Claiming deductions correctly is one thing. Defending them when the IRS disagrees is another challenge entirely.

https://taxproblem.org

At Taxproblem, Joe Mastriano, CPA has represented taxpayers before the IRS for over 45 years, including cases involving disputed deductions, audit examinations, and unresolved tax notices. If you receive an IRS notice questioning your claimed deductions, or if you are facing an audit where documentation is at issue, professional IRS representation gives you the strongest possible position. Taxproblem also offers free evaluations to review your IRS situation and identify the right path forward. Do not wait until a notice becomes a collection action to get help.

FAQ

What qualifies as a tax deduction?

A tax deduction is an expense the IRS allows you to subtract from your gross income to reduce your taxable income. Common examples include mortgage interest, medical expenses above 7.5% of AGI, state and local taxes, and ordinary business expenses.

Should I itemize or take the standard deduction?

You should itemize when your total eligible expenses on Schedule A exceed your standard deduction amount.
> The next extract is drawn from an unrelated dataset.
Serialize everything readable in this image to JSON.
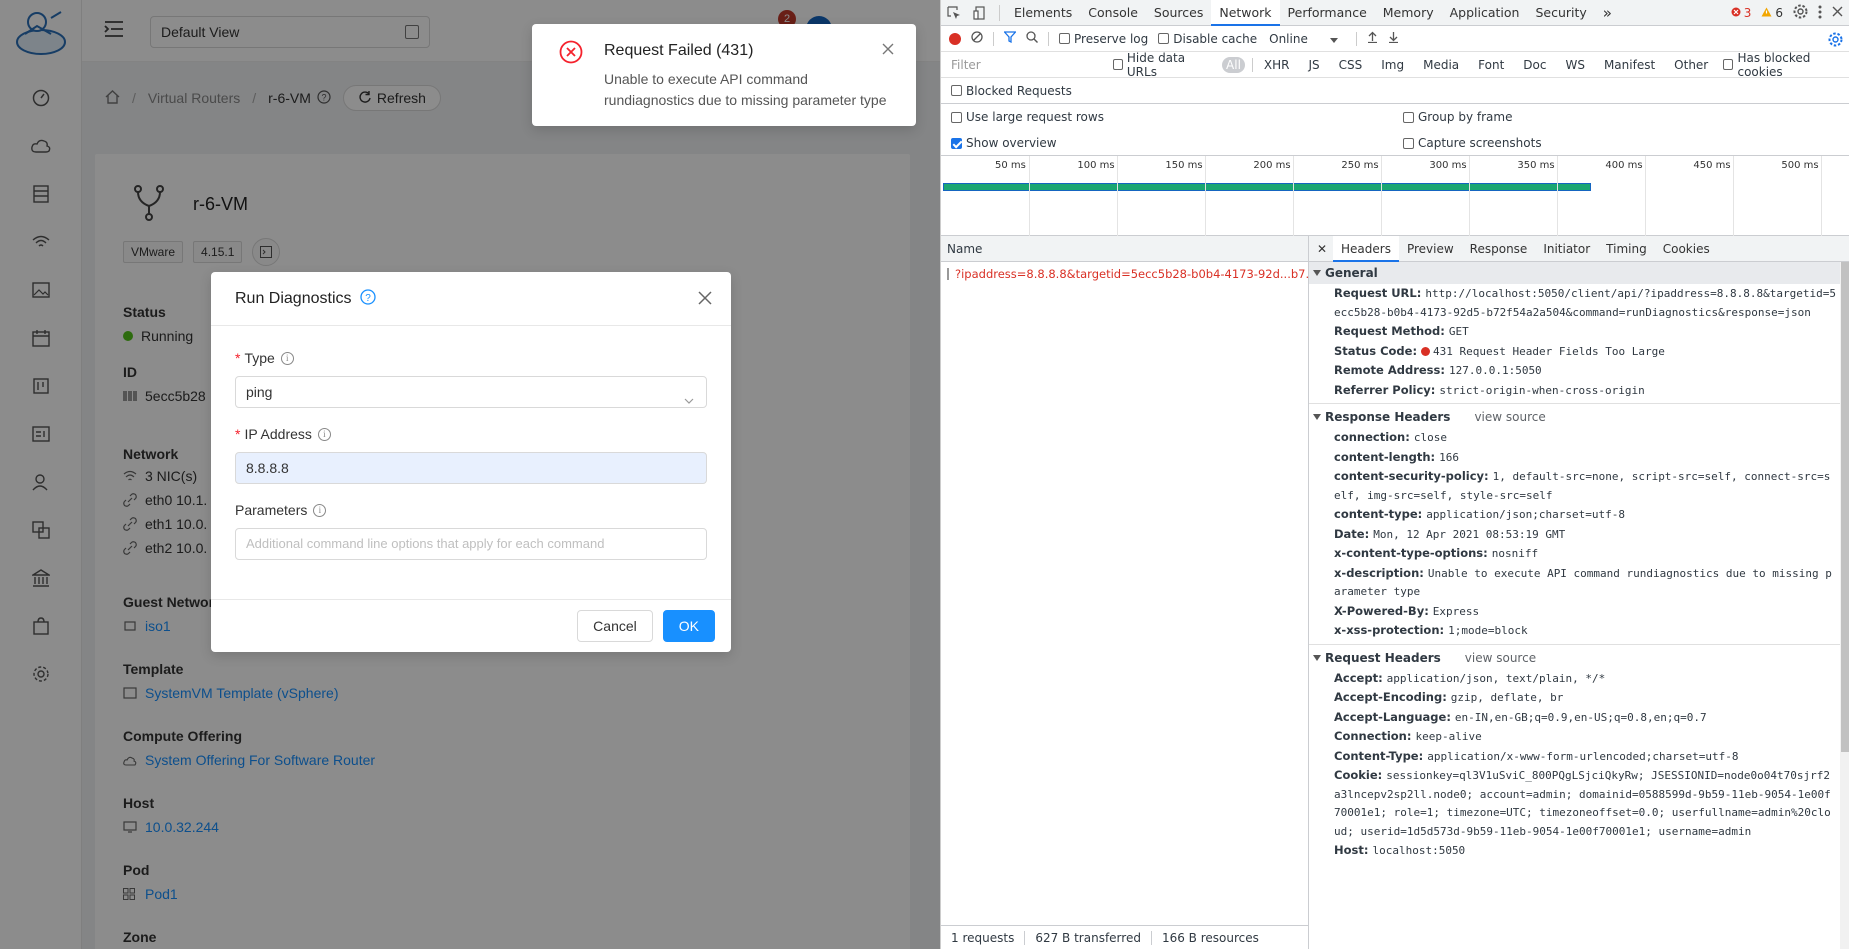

For many homeowners and taxpayers with significant medical or state tax costs, itemizing produces a lower tax bill.

What are the most common deductions for self-employed individuals?

Self-employed individuals can deduct ordinary business expenses including office rent, supplies, professional fees, business insurance, home office costs, and vehicle mileage on Schedule C. The QBI deduction may also reduce taxable income by up to 20% of qualified business income.

How do I claim deductions on my tax return?

Personal itemized deductions are claimed on Schedule A of Form 1040. Business deductions for sole proprietors are reported on Schedule C. Above-the-line deductions like student loan interest are entered directly on Form 1040 Schedule 1 without itemizing.

Can the IRS disallow a deduction I already claimed?

Yes. The IRS can disallow deductions during an audit if you cannot substantiate the expense with adequate records. Lack of documentation linking an expense to a business purpose is one of the most frequent reasons deductions are denied.